The bottles in my life became plastic with a teat stuck in the top rather than glass with a slice of lime or a cork stuck in the top.
Other than the obvious feeding using the bottles, one of my most sacred duties was to sterilise them.
In the early days of having a Small I had a tendency to sterilise everything as much as possible. This was a natural response to having something perfect in my home environment that I did not want to be responsible for damaging. I was aware of the millions of micro things on any given surface waiting with the express purpose of killing Small, so I defended Small by killing the millions of micro things.
After a while it slowly sank in that I couldn’t stop germs getting to Small and that, if I could, he would never build any immunity to them. Therefore my manic efforts to keep everything surgically spotless diminished back to normal levels of clean. Except in one area – bottles. These were going to be stuck directly into Small’s mouth and any germs there in or there on would have direct access to Small’s inner most workings. They need to be sterilised.
Before sterilising, the bottles needed to be cleaned in hot soapy water. Because milk, whether formula or breast, is fatty, it clings to the bottle and the teat, therefore the advice given at our antenatal classes was to use something abrasive to scrub them. I don’t think the class leader appreciated my suggestion that perhaps I could get my mother-in-law to lick them clean.
Once cleaned there were three sterilisation options; a chemical soak, boiling them in a pan or steaming them in a microwave. I chose the latter because it seemed the easiest and the quickest method. I had to buy the kit but it was not massively expensive compared to a lot of the crap I had already bought and proved to be much more useful than most of it.
The main skill with sterilising was not the sterilising itself, let’s face it, the microwave does that, it was keeping it sterile. First, I had to make sure I opened the lid away from me, to avoid getting a face full of steam. Then, using the fiddly tongs provided, which were searingly hot from the steam, I had to complete the puzzle of inserting the teat into the bottle top without touching it, other than with the sterilised tongs. Next I had to cover the teat with the blisteringly hot lid. Then, taking the white hot bottle I had to fill it with boiled water to the desired level and screw on the top part I had preassembled. This process was then completed for the rest of the bottles.
If I touched a teat it was game over; re-sterilise and start again. Ditto if I forgot to put the tongs in the unit.

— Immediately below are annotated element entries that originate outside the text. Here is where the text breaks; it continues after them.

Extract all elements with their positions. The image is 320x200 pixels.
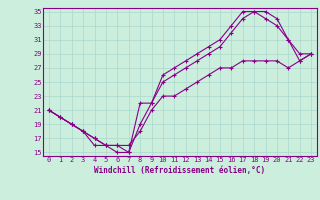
X-axis label: Windchill (Refroidissement éolien,°C): Windchill (Refroidissement éolien,°C)	[94, 166, 266, 175]
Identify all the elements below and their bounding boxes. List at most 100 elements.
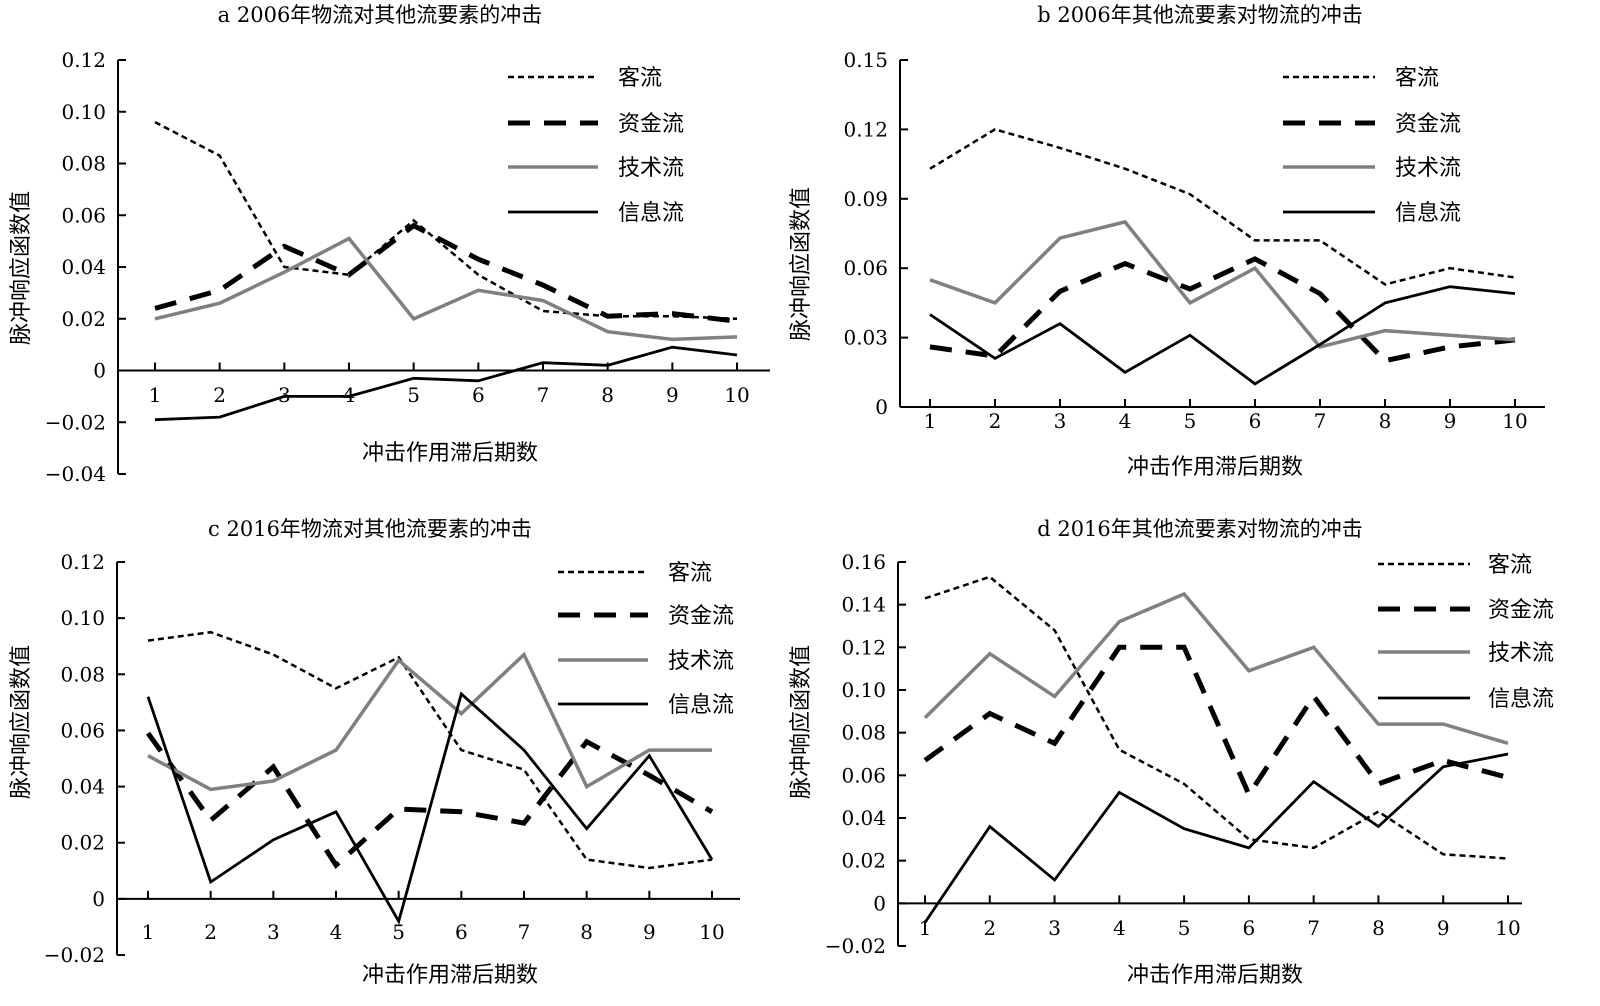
x-tick-label: 6 [472,383,485,407]
y-tick-label: 0.02 [841,849,886,873]
y-tick-label: 0 [93,359,106,383]
series-line-1 [924,575,1509,860]
y-tick-label: 0.12 [60,550,105,574]
x-tick-label: 3 [1054,409,1067,433]
x-tick-label: 10 [1502,409,1527,433]
legend-label-2: 资金流 [668,604,734,629]
y-tick-label: 0.04 [60,775,105,799]
x-axis-label: 冲击作用滞后期数 [362,963,538,988]
legend-label-1: 客流 [618,66,662,91]
legend-label-3: 技术流 [1488,641,1554,666]
y-axis-label: 脉冲响应函数值 [9,191,34,345]
y-tick-label: 0.02 [60,831,105,855]
y-tick-label: 0.10 [60,606,105,630]
series-line-2 [923,644,1509,800]
series-line-4 [923,752,1509,924]
series-line-2 [929,256,1516,364]
chart-panel-c: c 2016年物流对其他流要素的冲击 −0.02 0 0.02 0.04 0.06 0.08… [9,517,740,988]
y-tick-label: 0.06 [843,256,888,280]
legend-label-4: 信息流 [1395,201,1461,226]
y-tick-label: 0 [92,887,105,911]
y-axis-label: 脉冲响应函数值 [789,645,814,799]
x-tick-label: 2 [989,409,1002,433]
legend-label-2: 资金流 [1395,112,1461,137]
y-tick-label: 0.15 [843,48,888,72]
y-tick-label: 0.14 [841,593,886,617]
series-line-4 [146,691,714,925]
x-tick-label: 10 [699,920,724,944]
x-tick-label: 8 [1379,409,1392,433]
y-tick-label: −0.02 [44,943,105,967]
chart-panel-b: b 2006年其他流要素对物流的冲击 0 0.03 0.06 0.09 0.12 0.15 1… [789,3,1545,480]
y-tick-label: 0.09 [843,187,888,211]
x-tick-label: 8 [1372,916,1385,940]
y-axis-label: 脉冲响应函数值 [789,187,814,341]
chart-title: d 2016年其他流要素对物流的冲击 [1037,517,1363,541]
legend-label-4: 信息流 [668,693,734,718]
legend-label-1: 客流 [668,561,712,586]
x-tick-label: 6 [1243,916,1256,940]
y-tick-label: 0.12 [841,635,886,659]
series-line-3 [929,219,1516,349]
series-line-3 [923,591,1509,745]
y-tick-label: 0.04 [61,255,106,279]
y-tick-label: −0.02 [825,934,886,958]
y-tick-label: 0 [873,891,886,915]
x-tick-label: 7 [537,383,550,407]
x-tick-label: 3 [1048,916,1061,940]
x-axis-label: 冲击作用滞后期数 [1127,455,1303,480]
x-tick-label: 5 [1184,409,1197,433]
legend-label-3: 技术流 [618,156,684,181]
chart-panel-d: d 2016年其他流要素对物流的冲击 −0.02 0 0.02 0.04 0.06 0.08… [789,517,1554,988]
x-tick-label: 10 [724,383,749,407]
y-tick-label: 0.12 [61,48,106,72]
y-tick-label: 0.04 [841,806,886,830]
x-tick-label: 9 [1444,409,1457,433]
x-tick-label: 5 [392,920,405,944]
x-tick-label: 7 [1314,409,1327,433]
x-tick-label: 3 [267,920,280,944]
x-tick-label: 9 [643,920,656,944]
series-line-1 [929,128,1516,286]
y-tick-label: 0.08 [60,662,105,686]
legend-label-1: 客流 [1395,66,1439,91]
x-tick-label: 2 [204,920,217,944]
series-line-1 [154,120,738,321]
legend-label-1: 客流 [1488,553,1532,578]
series-line-4 [929,285,1516,386]
chart-panel-a: a 2006年物流对其他流要素的冲击 −0.04 −0.02 0 0.02 0.04 0.0… [9,3,770,486]
x-axis-label: 冲击作用滞后期数 [1127,963,1303,988]
x-tick-label: 8 [601,383,614,407]
y-tick-label: 0.02 [61,307,106,331]
series-line-2 [145,731,714,870]
y-tick-label: 0.10 [841,678,886,702]
y-tick-label: −0.04 [45,462,106,486]
x-tick-label: 1 [149,383,162,407]
y-tick-label: 0.08 [61,152,106,176]
x-tick-label: 5 [1178,916,1191,940]
legend-label-2: 资金流 [1488,598,1554,623]
x-tick-label: 2 [213,383,226,407]
x-tick-label: 4 [330,920,343,944]
y-tick-label: 0.06 [61,203,106,227]
x-tick-label: 1 [924,409,937,433]
x-tick-label: 1 [919,916,932,940]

Fortunately, this method was really quick so redoing the job was not too harsh a punishment.
Sterilising may be quick, fairly easy and relatively pain free but that is only true if you can find the equipment. We moved house when Small 2 was still a babe in arms. He would wake regularly at 2:00am for a feed (and kept it up until he was 2 years old). On the first night I realised we had run out of sterilised bottles. Not great planning but we had spent the whole day moving out of one property and into another.
I knew that, with great foresight, we had put the steriliser in the top of a box. I soon discovered that such foresight was rendered next to useless because we had not marked the box in any way. The boxes where all about me in the kitchen, stacked to the ceiling, but after 10 minutes of pressurised searching (it is amazing how much pressure a scream can exert at 2:00am) the bottle steamer could not be located.
Fortunately, Small quietened down in the car and remained calm as we trollied our way around the 24 hour supermarket praying that they had a steriliser in stock. He exploded again once we had our bounty back at the house but 20 minutes later all was well with the world once more (10 minutes sterilising the bottles and 10 minutes holding the bottle of boiling water under a running tap to cool it down to drinking temperature). Apart from the fact that my bank account was lighter and I now had a 2nd steriliser I didn’t need.